Buley stayed in touch with her former class too, sending them letters, said Chamberlin School Principal Holly Rouelle.

“She would come up to visit. She would stop by the school, check in, her students were in fourth grade and she came back and they just all came up and hugged her,” Rouelle recalled.

When Chamberlin School held a blood drive in her honor Buley brought flowers and handwritten thank you notes for donors.

Melen last spoke with Buley about two weeks before she died, when she called to ask how he was doing.

“We had a really wonderful conversation. I just picked up my phone and there was her voice, there was Kathy. Laughing and joyful as Kathy always was,” he said.

She passed quickly, in a sudden turnaround, Rouelle said. But she was with her family, and she was comfortable, Melen said.

And in health

As a teacher, Buley put love and care into her work. She was a champion of the underdog, advocating for students who had it tough, Keelin said — Buley often made things better for them.

She worked closely with New American families to make sure both the students and their parents were taken care of, Melen said.

She was also an expert on mindfulness and helping kids manage their emotions, Simpson said.

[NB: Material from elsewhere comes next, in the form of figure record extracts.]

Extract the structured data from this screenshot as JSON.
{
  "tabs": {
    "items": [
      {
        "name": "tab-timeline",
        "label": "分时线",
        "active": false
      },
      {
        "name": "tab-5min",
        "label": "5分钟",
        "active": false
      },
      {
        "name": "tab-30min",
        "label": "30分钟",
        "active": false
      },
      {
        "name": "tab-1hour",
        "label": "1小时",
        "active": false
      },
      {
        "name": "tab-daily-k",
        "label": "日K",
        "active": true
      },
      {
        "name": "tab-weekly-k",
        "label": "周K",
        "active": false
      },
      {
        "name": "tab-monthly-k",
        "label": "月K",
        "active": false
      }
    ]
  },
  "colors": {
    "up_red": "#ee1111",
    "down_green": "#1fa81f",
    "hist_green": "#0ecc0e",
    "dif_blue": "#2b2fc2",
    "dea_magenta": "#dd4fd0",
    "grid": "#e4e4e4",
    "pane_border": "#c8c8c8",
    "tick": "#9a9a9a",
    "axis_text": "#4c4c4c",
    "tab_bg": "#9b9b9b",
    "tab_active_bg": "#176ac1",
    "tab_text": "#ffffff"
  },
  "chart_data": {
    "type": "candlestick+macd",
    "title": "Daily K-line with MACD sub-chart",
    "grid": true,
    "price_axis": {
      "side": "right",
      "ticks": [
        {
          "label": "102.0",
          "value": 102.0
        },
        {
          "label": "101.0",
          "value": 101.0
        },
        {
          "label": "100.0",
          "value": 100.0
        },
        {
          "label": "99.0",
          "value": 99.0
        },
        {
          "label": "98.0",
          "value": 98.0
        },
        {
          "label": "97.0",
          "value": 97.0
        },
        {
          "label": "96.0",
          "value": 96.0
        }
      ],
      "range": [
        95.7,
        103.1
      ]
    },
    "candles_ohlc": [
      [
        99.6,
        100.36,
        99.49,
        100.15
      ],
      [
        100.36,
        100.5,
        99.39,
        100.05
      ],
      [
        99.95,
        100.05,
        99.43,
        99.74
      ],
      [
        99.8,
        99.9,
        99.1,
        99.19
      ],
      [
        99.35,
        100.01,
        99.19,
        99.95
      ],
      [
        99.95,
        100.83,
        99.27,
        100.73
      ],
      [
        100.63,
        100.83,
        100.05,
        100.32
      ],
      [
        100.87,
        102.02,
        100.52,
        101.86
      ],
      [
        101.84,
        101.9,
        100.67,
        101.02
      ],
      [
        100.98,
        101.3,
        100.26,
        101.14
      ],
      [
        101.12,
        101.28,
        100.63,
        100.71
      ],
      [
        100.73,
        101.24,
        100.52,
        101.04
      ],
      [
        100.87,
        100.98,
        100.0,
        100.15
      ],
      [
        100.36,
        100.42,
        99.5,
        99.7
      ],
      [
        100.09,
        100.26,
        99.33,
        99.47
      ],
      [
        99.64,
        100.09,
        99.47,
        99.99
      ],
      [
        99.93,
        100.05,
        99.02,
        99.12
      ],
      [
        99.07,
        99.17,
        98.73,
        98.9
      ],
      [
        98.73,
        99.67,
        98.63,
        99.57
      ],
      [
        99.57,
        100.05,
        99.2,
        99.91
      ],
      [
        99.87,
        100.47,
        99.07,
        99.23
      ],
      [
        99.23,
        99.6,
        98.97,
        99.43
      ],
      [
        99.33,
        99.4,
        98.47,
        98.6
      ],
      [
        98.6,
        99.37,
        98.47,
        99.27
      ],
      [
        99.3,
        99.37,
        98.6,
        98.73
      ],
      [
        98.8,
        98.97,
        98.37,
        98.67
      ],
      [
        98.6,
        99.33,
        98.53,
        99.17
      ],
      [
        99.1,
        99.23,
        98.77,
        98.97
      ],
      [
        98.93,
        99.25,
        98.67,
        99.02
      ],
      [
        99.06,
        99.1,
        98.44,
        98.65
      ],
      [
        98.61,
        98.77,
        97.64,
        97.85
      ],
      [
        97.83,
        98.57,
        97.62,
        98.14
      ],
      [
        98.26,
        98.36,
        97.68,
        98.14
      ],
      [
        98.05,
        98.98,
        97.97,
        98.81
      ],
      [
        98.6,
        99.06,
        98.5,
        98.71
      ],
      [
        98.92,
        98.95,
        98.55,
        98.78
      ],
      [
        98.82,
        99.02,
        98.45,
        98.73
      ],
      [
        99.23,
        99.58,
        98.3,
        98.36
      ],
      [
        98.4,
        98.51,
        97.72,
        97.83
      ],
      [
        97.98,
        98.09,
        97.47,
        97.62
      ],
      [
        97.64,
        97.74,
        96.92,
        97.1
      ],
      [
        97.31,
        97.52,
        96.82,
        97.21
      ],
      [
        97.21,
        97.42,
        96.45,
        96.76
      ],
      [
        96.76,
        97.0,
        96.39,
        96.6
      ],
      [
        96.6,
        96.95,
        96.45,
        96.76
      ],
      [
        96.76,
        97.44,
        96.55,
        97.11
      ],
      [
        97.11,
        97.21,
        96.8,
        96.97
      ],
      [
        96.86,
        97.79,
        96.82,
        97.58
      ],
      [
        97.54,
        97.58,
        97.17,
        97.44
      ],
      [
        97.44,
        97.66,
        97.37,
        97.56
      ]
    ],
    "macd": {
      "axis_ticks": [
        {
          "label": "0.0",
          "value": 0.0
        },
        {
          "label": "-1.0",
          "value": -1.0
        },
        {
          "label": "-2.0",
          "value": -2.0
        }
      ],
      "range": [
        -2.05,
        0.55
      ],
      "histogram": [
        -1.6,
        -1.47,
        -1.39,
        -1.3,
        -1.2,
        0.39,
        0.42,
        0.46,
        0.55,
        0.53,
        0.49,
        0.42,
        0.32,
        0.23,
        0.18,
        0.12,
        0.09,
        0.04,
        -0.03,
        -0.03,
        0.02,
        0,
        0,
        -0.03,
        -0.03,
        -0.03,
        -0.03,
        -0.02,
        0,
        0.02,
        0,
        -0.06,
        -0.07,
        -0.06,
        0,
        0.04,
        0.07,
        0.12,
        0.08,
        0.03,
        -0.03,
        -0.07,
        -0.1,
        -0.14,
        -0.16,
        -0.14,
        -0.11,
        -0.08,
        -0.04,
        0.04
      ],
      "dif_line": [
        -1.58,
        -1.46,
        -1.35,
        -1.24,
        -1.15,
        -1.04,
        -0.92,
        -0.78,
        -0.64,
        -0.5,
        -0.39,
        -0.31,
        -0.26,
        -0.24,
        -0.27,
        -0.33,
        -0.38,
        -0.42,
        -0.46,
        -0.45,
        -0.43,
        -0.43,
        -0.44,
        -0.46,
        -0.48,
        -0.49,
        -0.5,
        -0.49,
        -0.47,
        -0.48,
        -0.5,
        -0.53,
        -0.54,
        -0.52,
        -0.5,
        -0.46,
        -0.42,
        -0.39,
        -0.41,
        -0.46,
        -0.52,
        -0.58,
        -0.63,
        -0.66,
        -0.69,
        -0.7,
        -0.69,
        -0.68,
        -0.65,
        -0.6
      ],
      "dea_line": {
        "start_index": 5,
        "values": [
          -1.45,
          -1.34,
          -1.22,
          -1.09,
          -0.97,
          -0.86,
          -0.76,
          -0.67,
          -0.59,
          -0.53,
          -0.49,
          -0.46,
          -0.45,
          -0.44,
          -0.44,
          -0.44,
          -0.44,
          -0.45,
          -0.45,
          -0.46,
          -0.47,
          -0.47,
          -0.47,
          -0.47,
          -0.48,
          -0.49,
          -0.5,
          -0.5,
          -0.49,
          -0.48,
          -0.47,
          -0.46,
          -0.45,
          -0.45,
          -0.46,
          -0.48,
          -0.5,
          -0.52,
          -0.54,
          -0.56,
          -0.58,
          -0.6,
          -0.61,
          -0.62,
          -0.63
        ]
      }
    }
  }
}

“Kathy would just build such a sense of community in her classroom she really held her kids accountable in an incredibly loving way,” Rouelle said.

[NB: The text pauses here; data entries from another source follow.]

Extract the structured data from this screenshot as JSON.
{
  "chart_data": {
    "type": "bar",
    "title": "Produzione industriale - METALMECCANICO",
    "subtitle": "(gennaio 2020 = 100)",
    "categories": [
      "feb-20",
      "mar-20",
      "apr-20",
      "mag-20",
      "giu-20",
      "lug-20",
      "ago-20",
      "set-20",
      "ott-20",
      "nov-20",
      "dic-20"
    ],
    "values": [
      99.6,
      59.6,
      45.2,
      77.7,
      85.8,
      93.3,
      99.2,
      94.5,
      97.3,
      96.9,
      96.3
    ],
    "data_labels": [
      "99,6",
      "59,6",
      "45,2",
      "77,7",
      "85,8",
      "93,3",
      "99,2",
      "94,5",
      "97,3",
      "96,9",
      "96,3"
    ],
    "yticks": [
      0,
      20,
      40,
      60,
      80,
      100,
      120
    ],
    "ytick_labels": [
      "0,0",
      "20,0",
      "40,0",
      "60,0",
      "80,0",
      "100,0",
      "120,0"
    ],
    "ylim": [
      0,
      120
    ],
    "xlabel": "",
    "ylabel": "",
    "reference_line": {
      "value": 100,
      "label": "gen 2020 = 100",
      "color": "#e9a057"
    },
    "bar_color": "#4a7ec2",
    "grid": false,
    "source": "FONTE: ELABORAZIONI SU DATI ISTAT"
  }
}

She was a teacher among teachers if ever there was one. Buley saw to new teachers, helping them feel welcome and offering advice. She launched the very first South Burlington Teacher Mentorship program, guiding them through their learning curve.

Jennifer Boudreau was one of the first teachers she mentored.

Boudreau jokes that it was Buley who hired her to teach at Chamberlin. Boudreau used to substitute before applying to a full-time job at the school. She had become familiar with Buley during her subbing days. Boudreau said she is terrible at interviewing and she was glad to have Buley sit-in on her interviews.

“Luckily she knew how I taught and how I was in the classroom with kids and pretty much said, ‘I know Jen, she might not interview well but guess that she’s good with kids,’” she recalled.

Buley was a skilled leader, taking in discussions at meetings, summarizing the main points and offering solutions, Melen said.

She also formally served her colleagues as co-president of the teachers’ union.

“She was this very moderate measured voice and as a leader in our association,” Murphy said. “She was an incredibly strong advocate for teachers, and for students in [that] she was very well spoken.”

As union co-president, Buley gave the annual address to teachers every other year.

“She was just so inspirational in her words to the entire faculty. Her ripple effect went well beyond Chamberlin,” Rouelle said.

But Rouelle also remembers the early days of her relationship with Buley, when Rouelle was a new administrator.

By the end of Buley’s time at Chamberlin, Rouelle said she’d frequently go to her to ask how the faculty was doing and what the school could be doing better.

“I miss that, just going to her,” Rouelle said. “She was just such a good listener and such a good problem solver.”

Buley also liked to laugh, and to make others laugh. And she loved a celebration.

Melen and Boudreau share birthdays and Buley was sure to never miss the occasion. She often baked “Willy’s Chocolate Cake,” named after her son’s favorite birthday confection: moist chocolate cake with chocolate cream cheese frosting.

And if you tried to do something nice for Buley in return, she’d end up doing something four times as nice as a thank you, Melen said.

“She was just stunning in that way, a very beautiful person who wanted so much to give to others.” he added.

Though COVID-19 has barred social events from taking place at the school, the Chamberlin community hopes to launch an annual blood drive in Buley’s memory once it’s safe to do so, Rouelle said.